Thomas listened to half a minute of the recording and then quietly asked Kerra to turn it off. “You would never use that,” he said. “It would violate your integrity as a journalist. You had agreed that we were off the record.”
“I don’t intend to publish or broadcast it,” she said coolly. “Besides, it was a unique circumstance. I was in fear of my life.”
“Are you recording this conversation?”
“No.”
“I’m to believe that?”
“Same as we’re to believe that you didn’t have Jenks put a tracking device on Kerra’s car,” Trapper said.
Wilcox turned back to him. “I didn’t.”
“See? Some things we just gotta take each other’s word for. Now answer Kerra’s question.”
“About knowing if she was the girl in the picture?” He looked her straight in the eye. “Of course I knew. Within a few weeks of the bombing, I knew your name and that you’d been shuttled off to Virginia by an aunt and uncle.”
Her lips parted.
“How can you be surprised?” he asked. “I had to know everything about every single survivor, where they were inside the building when the bombs were detonated, who or what they might have seen.”

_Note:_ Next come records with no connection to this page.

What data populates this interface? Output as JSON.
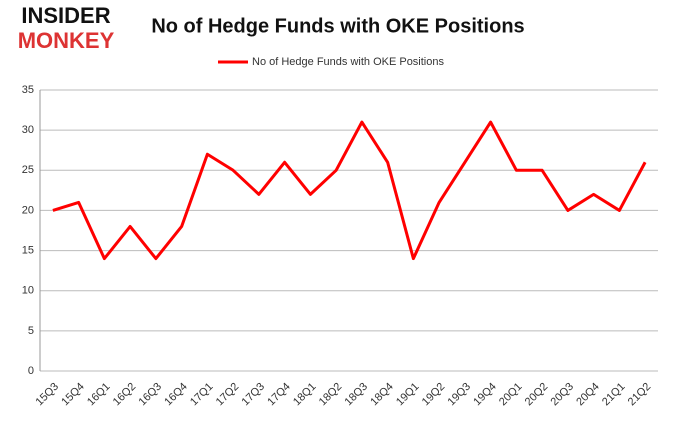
{
  "logo": {
    "line1": "INSIDER",
    "line2": "MONKEY"
  },
  "chart_data": {
    "type": "line",
    "title": "No of Hedge Funds with OKE Positions",
    "categories": [
      "15Q3",
      "15Q4",
      "16Q1",
      "16Q2",
      "16Q3",
      "16Q4",
      "17Q1",
      "17Q2",
      "17Q3",
      "17Q4",
      "18Q1",
      "18Q2",
      "18Q3",
      "18Q4",
      "19Q1",
      "19Q2",
      "19Q3",
      "19Q4",
      "20Q1",
      "20Q2",
      "20Q3",
      "20Q4",
      "21Q1",
      "21Q2"
    ],
    "series": [
      {
        "name": "No of Hedge Funds with OKE Positions",
        "color": "#ff0000",
        "values": [
          20,
          21,
          14,
          18,
          14,
          18,
          27,
          25,
          22,
          26,
          22,
          25,
          31,
          26,
          14,
          21,
          26,
          31,
          25,
          25,
          20,
          22,
          20,
          26
        ]
      }
    ],
    "ylim": [
      0,
      35
    ],
    "yticks": [
      0,
      5,
      10,
      15,
      20,
      25,
      30,
      35
    ],
    "grid": true,
    "legend": "top"
  }
}
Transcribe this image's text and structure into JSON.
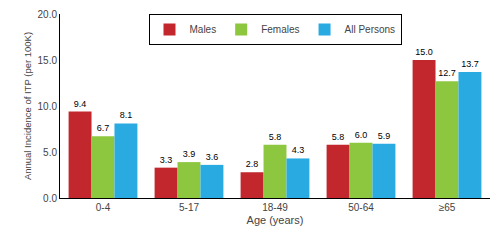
{
  "chart_data": {
    "type": "bar",
    "categories": [
      "0-4",
      "5-17",
      "18-49",
      "50-64",
      "≥65"
    ],
    "series": [
      {
        "name": "Males",
        "color": "#C1272D",
        "values": [
          9.4,
          3.3,
          2.8,
          5.8,
          15.0
        ],
        "value_labels": [
          "9.4",
          "3.3",
          "2.8",
          "5.8",
          "15.0"
        ]
      },
      {
        "name": "Females",
        "color": "#8DC63F",
        "values": [
          6.7,
          3.9,
          5.8,
          6.0,
          12.7
        ],
        "value_labels": [
          "6.7",
          "3.9",
          "5.8",
          "6.0",
          "12.7"
        ]
      },
      {
        "name": "All Persons",
        "color": "#29ABE2",
        "values": [
          8.1,
          3.6,
          4.3,
          5.9,
          13.7
        ],
        "value_labels": [
          "8.1",
          "3.6",
          "4.3",
          "5.9",
          "13.7"
        ]
      }
    ],
    "xlabel": "Age (years)",
    "ylabel": "Annual Incidence of ITP (per 100K)",
    "ylim": [
      0,
      20.0
    ],
    "yticks": [
      {
        "value": 0,
        "label": "0.0"
      },
      {
        "value": 5,
        "label": "5.0"
      },
      {
        "value": 10,
        "label": "10.0"
      },
      {
        "value": 15,
        "label": "15.0"
      },
      {
        "value": 20,
        "label": "20.0"
      }
    ],
    "grid": false,
    "legend": "top",
    "data_labels": true
  }
}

“Even a child of five years old?”
“I don’t take chances. Since your identity had been so scrupulously protected, it took some ingenuity and money, but a wily individual on my payroll, the likes of Mr. Trapper here, identified and located you.
“I kept track. Years passed. You grew up, a normal little girl in every respect. Neither you nor your relatives ever referenced the bombing or drew the connection between it and yourself, not even as you pursued your profession when that level of notoriety would have been a boon to it. I believed I had nothing to fear from you. Until you moved to Dallas.”